Grey Heights Guesthouse

My second TAIS MonsterJam entry, 'Grey Heights Guesthouse' is finished! I'm ahead of schedule, now I just have to post my entries to Canada.

Here it is:



Yup, it's short, but 10 seconds is not a lot of time to tell a story in! It was inspired by my fiance Daz, who spends a lot of time staying in B&Bs and guesthouses when he's working away. Some of the places he has stayed in have been very very grim. You know you are staying in a real budget guesthouse when the monster under the bed looks more comfy than the bed itself!

I shot the entire thing in a different way to my previous shorts. Because my puppets usually speak, I normally have to plan my animations frame by frame to fit with a pre-recorded soundtrack. This time I planned nothing. I knew I had to shoot it as at least two different scenes, and finally decided on three during shooting. I knew what needed to happen, so I just animated the characters, taking as many frames as it took. Then in post-production I could adjust the speed of movements by cutting frames or slow them down by duplicating frames. I could also get rid of a few bad frames, where a body part was not moving in a smooth line, because that female puppet was an awkward sod to animate smoothly. I then cut the three sections so that they would fit together as one sequence of 300 frames.
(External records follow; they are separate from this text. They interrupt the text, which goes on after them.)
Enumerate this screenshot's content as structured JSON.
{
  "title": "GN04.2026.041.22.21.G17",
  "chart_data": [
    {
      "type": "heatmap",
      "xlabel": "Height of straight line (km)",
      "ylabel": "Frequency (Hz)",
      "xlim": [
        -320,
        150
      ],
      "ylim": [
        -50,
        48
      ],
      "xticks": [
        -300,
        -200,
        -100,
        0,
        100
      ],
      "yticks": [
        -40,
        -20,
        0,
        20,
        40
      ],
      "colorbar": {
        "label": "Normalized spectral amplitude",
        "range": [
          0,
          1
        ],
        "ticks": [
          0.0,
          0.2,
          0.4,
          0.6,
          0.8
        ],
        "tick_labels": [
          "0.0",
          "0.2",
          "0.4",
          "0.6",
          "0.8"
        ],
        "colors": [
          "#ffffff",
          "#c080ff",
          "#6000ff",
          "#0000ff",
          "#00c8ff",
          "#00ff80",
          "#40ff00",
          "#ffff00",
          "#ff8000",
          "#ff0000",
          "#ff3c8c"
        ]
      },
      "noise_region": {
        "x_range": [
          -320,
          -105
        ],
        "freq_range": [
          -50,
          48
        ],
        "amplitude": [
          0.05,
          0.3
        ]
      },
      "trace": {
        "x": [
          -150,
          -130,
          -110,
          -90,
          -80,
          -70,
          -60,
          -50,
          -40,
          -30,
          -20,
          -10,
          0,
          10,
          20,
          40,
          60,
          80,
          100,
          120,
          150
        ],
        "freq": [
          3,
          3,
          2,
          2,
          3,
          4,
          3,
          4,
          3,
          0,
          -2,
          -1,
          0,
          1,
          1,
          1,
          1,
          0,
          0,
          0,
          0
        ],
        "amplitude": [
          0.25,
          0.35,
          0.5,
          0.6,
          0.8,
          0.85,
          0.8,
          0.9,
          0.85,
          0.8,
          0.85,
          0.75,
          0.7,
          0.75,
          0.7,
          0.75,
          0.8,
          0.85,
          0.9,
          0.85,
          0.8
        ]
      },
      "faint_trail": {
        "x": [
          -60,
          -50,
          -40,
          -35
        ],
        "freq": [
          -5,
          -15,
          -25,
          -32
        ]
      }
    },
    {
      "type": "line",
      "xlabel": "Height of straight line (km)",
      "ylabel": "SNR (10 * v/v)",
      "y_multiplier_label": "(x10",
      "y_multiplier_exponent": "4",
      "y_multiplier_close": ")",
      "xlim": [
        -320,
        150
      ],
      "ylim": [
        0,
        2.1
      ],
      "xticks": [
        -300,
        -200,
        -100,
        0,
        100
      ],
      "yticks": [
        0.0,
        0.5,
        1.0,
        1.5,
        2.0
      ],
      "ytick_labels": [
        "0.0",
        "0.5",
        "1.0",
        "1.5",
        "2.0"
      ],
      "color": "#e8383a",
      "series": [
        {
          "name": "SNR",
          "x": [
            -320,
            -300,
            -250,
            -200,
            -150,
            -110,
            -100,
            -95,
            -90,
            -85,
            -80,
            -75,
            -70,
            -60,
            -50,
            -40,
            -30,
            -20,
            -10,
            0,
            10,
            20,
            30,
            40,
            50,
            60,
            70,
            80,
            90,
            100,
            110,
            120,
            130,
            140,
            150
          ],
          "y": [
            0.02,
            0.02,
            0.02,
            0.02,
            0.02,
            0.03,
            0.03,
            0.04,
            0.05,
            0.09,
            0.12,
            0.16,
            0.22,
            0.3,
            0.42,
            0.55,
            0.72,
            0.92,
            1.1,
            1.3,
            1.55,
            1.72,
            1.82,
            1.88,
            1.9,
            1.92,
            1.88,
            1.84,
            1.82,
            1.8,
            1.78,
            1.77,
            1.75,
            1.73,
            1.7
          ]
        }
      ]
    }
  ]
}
I lit the set using reflected light from an angle poise lamp with a 60W daylight simulation bulb, bounced off the off-white wall to the right of my animation table and onto the set. The darkened room effect I did in post-production, layering a circular gradient getting darker at the edges onto the frames, one frame at a time (yawn...). The light fades were done the same way, adding a transparent black layer and changing the opacity from frame to frame. I also had to edit out a major blanket movement crisis in the section where she is stroking the monster's hand. The blanket was taped in place and sprayed with hairspray to stiffen it... and then I went and leant on it mid-scene, because I am a clumsy fool.

The sound was added later in what I can only describe as an experimental trial-and-error fashion along with some basic maths as I know nothing about sound editing. The various sounds are a recording of me roaring before stuffing a pillow in my face and some sound clips shared free of charge by their creators on www.soundsnap.com. I then layered together me roaring, two different creaky bed noises, a background storm, some spooky orchestral chords and a music box. It is probably a horrific mess, but I did my best!

4 comments:

Grant's Animation said...

Hi Ceri,

As a member of TAIS I can assure you they will LOVE your entries. She certainly solved her rusty bedspring problem and found a comfortable alternative in the monster. Funny twist on a classic scenario.

Woolly Monster said...

Thankyou Grant, glad you liked them. Just got to get them posted now...

Hermanos Encinas said...

very very funny!

I love this under-bed-monster

Shelley Noble said...

So sweet the way you have the guest cuddled on the monster like that. You know, that would make for an excellent children's story!